In short, concludes Clarke, an expert on Chinese law, in the online national security journal Lawfare, it all reinforces the message that “China views the holding of human hostages as an acceptable way to conduct diplomacy.”

This at least has the merits of dropping all pretense about legality and due process, as was the completely over-the-top commentary published last week by China’s ambassador to Canada, Lu Shaye. In the Hill Times, he cut to the chase and blamed “western egotism and white supremacy” for criticism about the detention of the two Canadians seized in clear retaliatio­n for the arrest of Meng.

Unlike Meng, who had a public hearing before being released on bail to the comfort of her Vancouver home, they languish in Chinese jails without clear charges or regular access to legal and consular help. Yet, according to the Chinese ambassador’s logic, only “white supremacy” can explain the push-back against their detention.

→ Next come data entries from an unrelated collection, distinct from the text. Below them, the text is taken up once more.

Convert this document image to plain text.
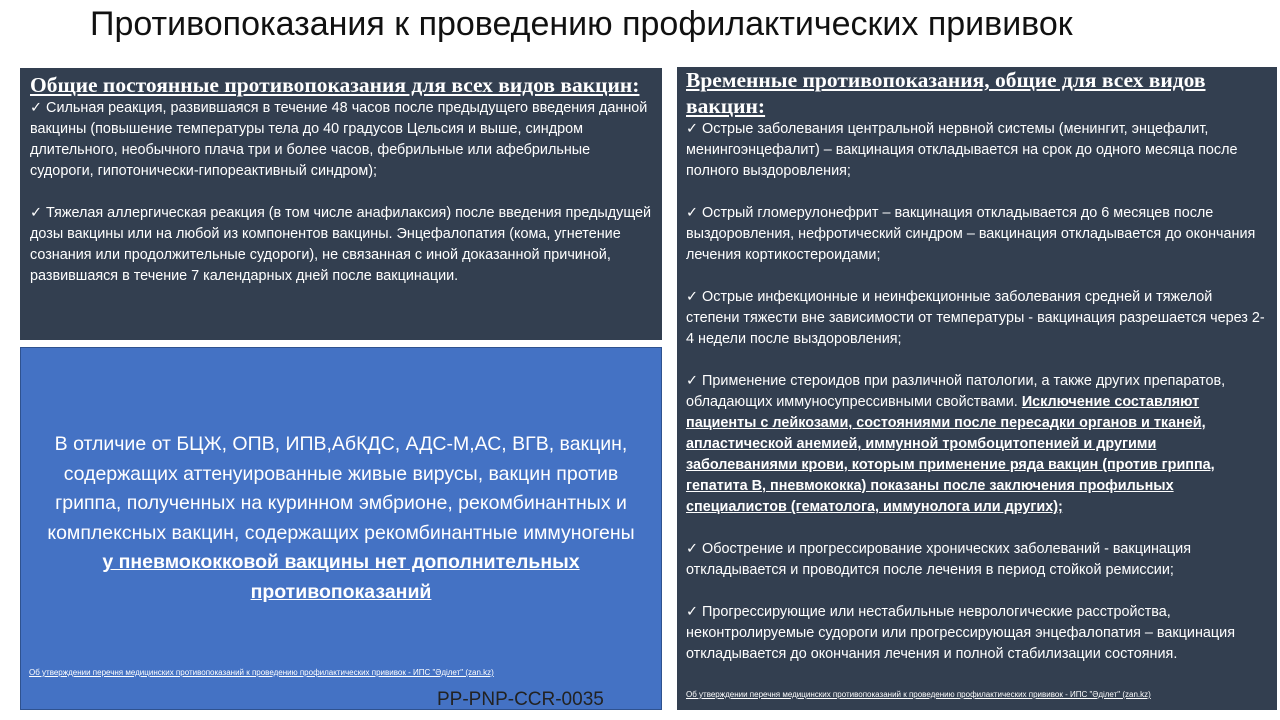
Противопоказания к проведению профилактических прививок

Общие постоянные противопоказания для всех видов вакцин:

✓ Сильная реакция, развившаяся в течение 48 часов после предыдущего введения данной вакцины (повышение температуры тела до 40 градусов Цельсия и выше, синдром длительного, необычного плача три и более часов, фебрильные или афебрильные судороги, гипотонически-гипореактивный синдром);

✓ Тяжелая аллергическая реакция (в том числе анафилаксия) после введения предыдущей дозы вакцины или на любой из компонентов вакцины. Энцефалопатия (кома, угнетение сознания или продолжительные судороги), не связанная с иной доказанной причиной, развившаяся в течение 7 календарных дней после вакцинации.

В отличие от БЦЖ, ОПВ, ИПВ,АбКДС, АДС-М,АС, ВГВ, вакцин, содержащих аттенуированные живые вирусы, вакцин против гриппа, полученных на куринном эмбрионе, рекомбинантных и комплексных вакцин, содержащих рекомбинантные иммуногены
у пневмококковой вакцины нет дополнительных противопоказаний
Об утверждении перечня медицинских противопоказаний к проведению профилактических прививок - ИПС "Әділет" (zan.kz)

Временные противопоказания, общие для всех видов вакцин:

✓ Острые заболевания центральной нервной системы (менингит, энцефалит, менингоэнцефалит) – вакцинация откладывается на срок до одного месяца после полного выздоровления;

✓ Острый гломерулонефрит – вакцинация откладывается до 6 месяцев после выздоровления, нефротический синдром – вакцинация откладывается до окончания лечения кортикостероидами;

✓ Острые инфекционные и неинфекционные заболевания средней и тяжелой степени тяжести вне зависимости от температуры - вакцинация разрешается через 2-4 недели после выздоровления;

✓ Применение стероидов при различной патологии, а также других препаратов, обладающих иммуносупрессивными свойствами. Исключение составляют пациенты с лейкозами, состояниями после пересадки органов и тканей, апластической анемией, иммунной тромбоцитопенией и другими заболеваниями крови, которым применение ряда вакцин (против гриппа, гепатита В, пневмококка) показаны после заключения профильных специалистов (гематолога, иммунолога или других);

✓ Обострение и прогрессирование хронических заболеваний - вакцинация откладывается и проводится после лечения в период стойкой ремиссии;

✓ Прогрессирующие или нестабильные неврологические расстройства, неконтролируемые судороги или прогрессирующая энцефалопатия – вакцинация откладывается до окончания лечения и полной стабилизации состояния.

Об утверждении перечня медицинских противопоказаний к проведению профилактических прививок - ИПС "Әділет" (zan.kz)
PP-PNP-CCR-0035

Right from the start of this sorry affair, it’s been clear that Canada is caught between two giants — the United States, whose justice department’s case against Meng is frankly questionab­le, and China, which sees all this as a test of political and economic strength, not a legal issue of right and wrong.

Canada has no choice but to honour its extraditio­n treaty with Washington and let the case take its course in Canadian courts. Meng will get all the advantages of due process, something the Canadians detained in China will not enjoy.

Eventually, though, the cases will probably be resolved as part of a new understand­ing on trade issues between Washington and Beijing. In the meantime, the true nature of China’s thoroughly politicize­d legal system is being laid bare for all to see.